In Paraguay, tereré is a national beverage. The name tereré originates from Guaraní, an indigenous language and one of the two official languages in Paraguay, the other being Spanish.
Tereré is basically a tea of yerba maté, which is made from the smoked leaves and twigs of a tree grown in South America. Yerba maté was initially utilized and cultivated by the Guaraní people.
Tereré is almost always made with ice-cold water held in a thermos or pitcher and poured into a special cup. That cup, called a guampa, is traditionally made of a hollowed-out cow horn but can also be made of carved wood and metal. The yerba maté, or yerba, fills this guampa. A metal straw, called a bombilla, is used to drink the tereré. It has a filter at its base so you won’t swallow the leaves and twigs, nor will they get stuck in the straw.
Tereré has been declared Paraguay’s national drink, and the last Saturday in February is the celebration of Día Nacional del Tereré (the National Day of Tereré). It is so popular that there are more than 20 different brands sold in the stores with many of the brands having 10 or more different flavours.
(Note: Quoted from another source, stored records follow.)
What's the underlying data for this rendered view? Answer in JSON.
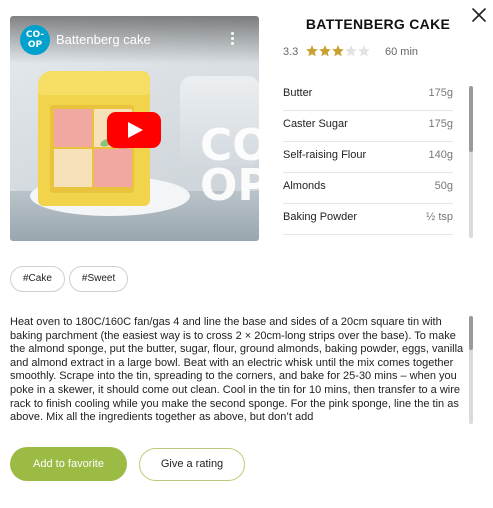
{
  "video": {
    "title": "Battenberg cake",
    "channel_logo_text": "CO-OP",
    "overlay_text": "CO OP"
  },
  "recipe": {
    "title": "BATTENBERG CAKE",
    "rating": "3.3",
    "stars_filled": 3,
    "stars_total": 5,
    "duration": "60 min"
  },
  "ingredients": [
    {
      "name": "Butter",
      "amount": "175g"
    },
    {
      "name": "Caster Sugar",
      "amount": "175g"
    },
    {
      "name": "Self-raising Flour",
      "amount": "140g"
    },
    {
      "name": "Almonds",
      "amount": "50g"
    },
    {
      "name": "Baking Powder",
      "amount": "½ tsp"
    }
  ],
  "tags": [
    "#Cake",
    "#Sweet"
  ],
  "description": "Heat oven to 180C/160C fan/gas 4 and line the base and sides of a 20cm square tin with baking parchment (the easiest way is to cross 2 × 20cm-long strips over the base). To make the almond sponge, put the butter, sugar, flour, ground almonds, baking powder, eggs, vanilla and almond extract in a large bowl. Beat with an electric whisk until the mix comes together smoothly. Scrape into the tin, spreading to the corners, and bake for 25-30 mins – when you poke in a skewer, it should come out clean. Cool in the tin for 10 mins, then transfer to a wire rack to finish cooling while you make the second sponge. For the pink sponge, line the tin as above. Mix all the ingredients together as above, but don’t add",
  "actions": {
    "favorite_label": "Add to favorite",
    "rate_label": "Give a rating"
  },
  "colors": {
    "accent_green": "#9bbb45",
    "star_gold": "#c8a12e",
    "star_empty": "#e3e3e3",
    "youtube_red": "#ff0000"
  }
}
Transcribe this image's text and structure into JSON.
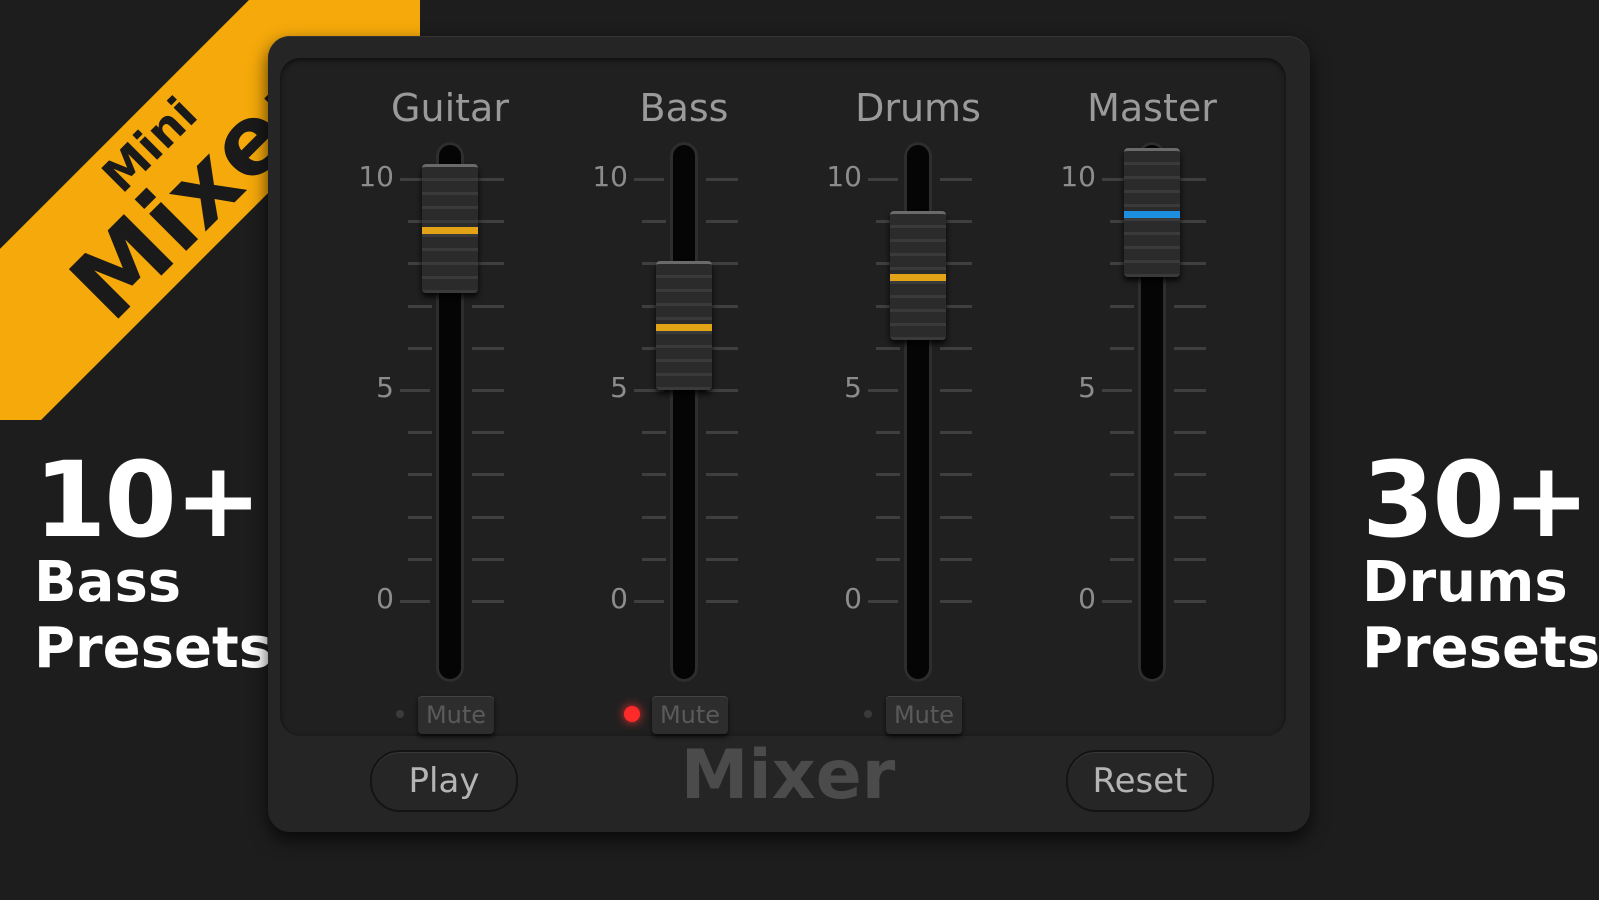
{
  "ribbon": {
    "line1": "Mini",
    "line2": "Mixer",
    "color": "#f5a90a"
  },
  "left_stat": {
    "number": "10+",
    "line1": "Bass",
    "line2": "Presets"
  },
  "right_stat": {
    "number": "30+",
    "line1": "Drums",
    "line2": "Presets"
  },
  "scale_labels": {
    "top": "10",
    "mid": "5",
    "bottom": "0"
  },
  "channels": [
    {
      "label": "Guitar",
      "level": 0.89,
      "indicator_color": "#e2a316",
      "mute_label": "Mute",
      "mute_led": "off",
      "has_mute": true
    },
    {
      "label": "Bass",
      "level": 0.66,
      "indicator_color": "#e2a316",
      "mute_label": "Mute",
      "mute_led": "on",
      "has_mute": true
    },
    {
      "label": "Drums",
      "level": 0.78,
      "indicator_color": "#e2a316",
      "mute_label": "Mute",
      "mute_led": "off",
      "has_mute": true
    },
    {
      "label": "Master",
      "level": 0.93,
      "indicator_color": "#1d8fe0",
      "has_mute": false
    }
  ],
  "footer": {
    "play_label": "Play",
    "title": "Mixer",
    "reset_label": "Reset"
  }
}
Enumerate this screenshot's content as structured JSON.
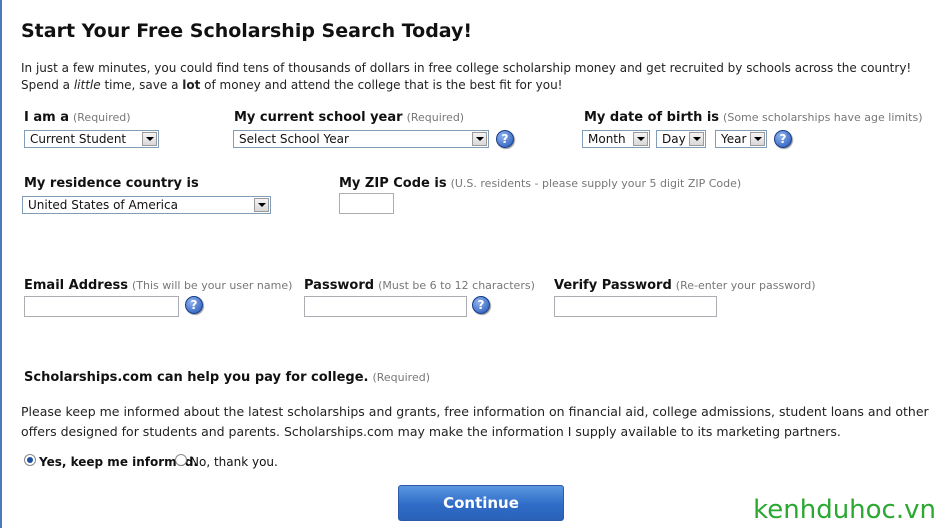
{
  "title": "Start Your Free Scholarship Search Today!",
  "intro": {
    "p1": "In just a few minutes, you could find tens of thousands of dollars in free college scholarship money and get recruited by schools across the country!",
    "p2a": "Spend a ",
    "p2_italic": "little",
    "p2b": " time, save a ",
    "p2_bold": "lot",
    "p2c": " of money and attend the college that is the best fit for you!"
  },
  "fields": {
    "iam": {
      "label": "I am a",
      "hint": "(Required)",
      "value": "Current Student"
    },
    "school_year": {
      "label": "My current school year",
      "hint": "(Required)",
      "value": "Select School Year"
    },
    "dob": {
      "label": "My date of birth is",
      "hint": "(Some scholarships have age limits)",
      "month": "Month",
      "day": "Day",
      "year": "Year"
    },
    "country": {
      "label": "My residence country is",
      "value": "United States of America"
    },
    "zip": {
      "label": "My ZIP Code is",
      "hint": "(U.S. residents - please supply your 5 digit ZIP Code)",
      "value": ""
    },
    "email": {
      "label": "Email Address",
      "hint": "(This will be your user name)",
      "value": ""
    },
    "password": {
      "label": "Password",
      "hint": "(Must be 6 to 12 characters)",
      "value": ""
    },
    "verify": {
      "label": "Verify Password",
      "hint": "(Re-enter your password)",
      "value": ""
    }
  },
  "optin": {
    "heading": "Scholarships.com can help you pay for college.",
    "hint": "(Required)",
    "text": "Please keep me informed about the latest scholarships and grants, free information on financial aid, college admissions, student loans and other offers designed for students and parents. Scholarships.com may make the information I supply available to its marketing partners.",
    "yes_label": "Yes, keep me informed.",
    "no_label": "No, thank you.",
    "selected": "yes"
  },
  "continue_label": "Continue",
  "watermark": "kenhduhoc.vn",
  "colors": {
    "accent": "#2f6cc7",
    "help_icon": "#2356b8",
    "hint_text": "#777777",
    "watermark": "#2aa832"
  }
}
Wherever you go in this world, you can always recognize a Paraguayan because they so often carry their tereré accoutrements with them! This practice, so foreign from any found in the USA, is part of Paraguay’s culture. It’s about friendship and community. In preparing tereré, drinking tereré or conversing about tereré, it quickly becomes clear that each offer of a sip, each refilling of a guampa, opens a door, an invitation into relationship, respect, friendship. Take a sip and pass it on.